New painting by Alan Halliday acquired by the College
Halliday’s work is well known in College. His portrait of the celebrated tenor and Honorary Fellow Ian Bostridge singing Britten’s Death in Venice hangs in the Lodgings, and his work is also on display in the Kendrew Café.
The new work shows the President’s Garden as it was before construction began on the Study Centre, and is one of a series of six painted by Alan at the President’s invitation last September. Alan has also very kindly given to the College his original pastel drawings on which the paintings are based.

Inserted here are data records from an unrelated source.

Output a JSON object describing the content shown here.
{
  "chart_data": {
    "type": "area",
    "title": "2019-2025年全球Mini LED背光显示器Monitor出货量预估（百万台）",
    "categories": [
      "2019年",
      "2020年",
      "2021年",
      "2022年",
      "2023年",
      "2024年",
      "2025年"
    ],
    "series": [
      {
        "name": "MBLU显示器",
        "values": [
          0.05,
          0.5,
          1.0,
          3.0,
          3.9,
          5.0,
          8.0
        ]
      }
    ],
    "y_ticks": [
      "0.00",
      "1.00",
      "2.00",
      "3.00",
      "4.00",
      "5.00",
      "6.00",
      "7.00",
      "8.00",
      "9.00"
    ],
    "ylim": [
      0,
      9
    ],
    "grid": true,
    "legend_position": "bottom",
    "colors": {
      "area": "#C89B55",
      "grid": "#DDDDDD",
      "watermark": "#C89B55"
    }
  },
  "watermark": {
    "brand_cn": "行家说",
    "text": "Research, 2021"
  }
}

Since receiving his D.Phil at St John’s in 1982, Halliday has worked as a full-time professional artist, often specialising in paintings of the theatre, for the Royal Ballet, Royal Opera, Royal Shakespeare Company, National Theatre and others. In 2015 the College hosted an exhibition of these paintings called ‘Vive le théâtre!’
Alan Halliday is internationally acclaimed for his colourful, dynamic work. Writing in The Times, art critic John Russell Taylor said, ‘Halliday paints what obsesses him. His style is boldly calligraphic. Even his large-scale oil paintings depend on the definition of effective line, while his smaller works in ink, gouache, and pastel are built on a structure of amazingly fluid, spontaneous strokes of the pen; but they are in fact more than that. While the line may define the form, it is the colour which gives it form and life.’ His first mentor, John Piper, summed up Halliday’s style as ‘an arrangement of painted marks, all on the surface and yet all in depth.’
Halliday’s paintings are held in many public collections such as the Victoria & Albert Museum, Theatre Museum and Museum of London, as well as in several Oxford colleges.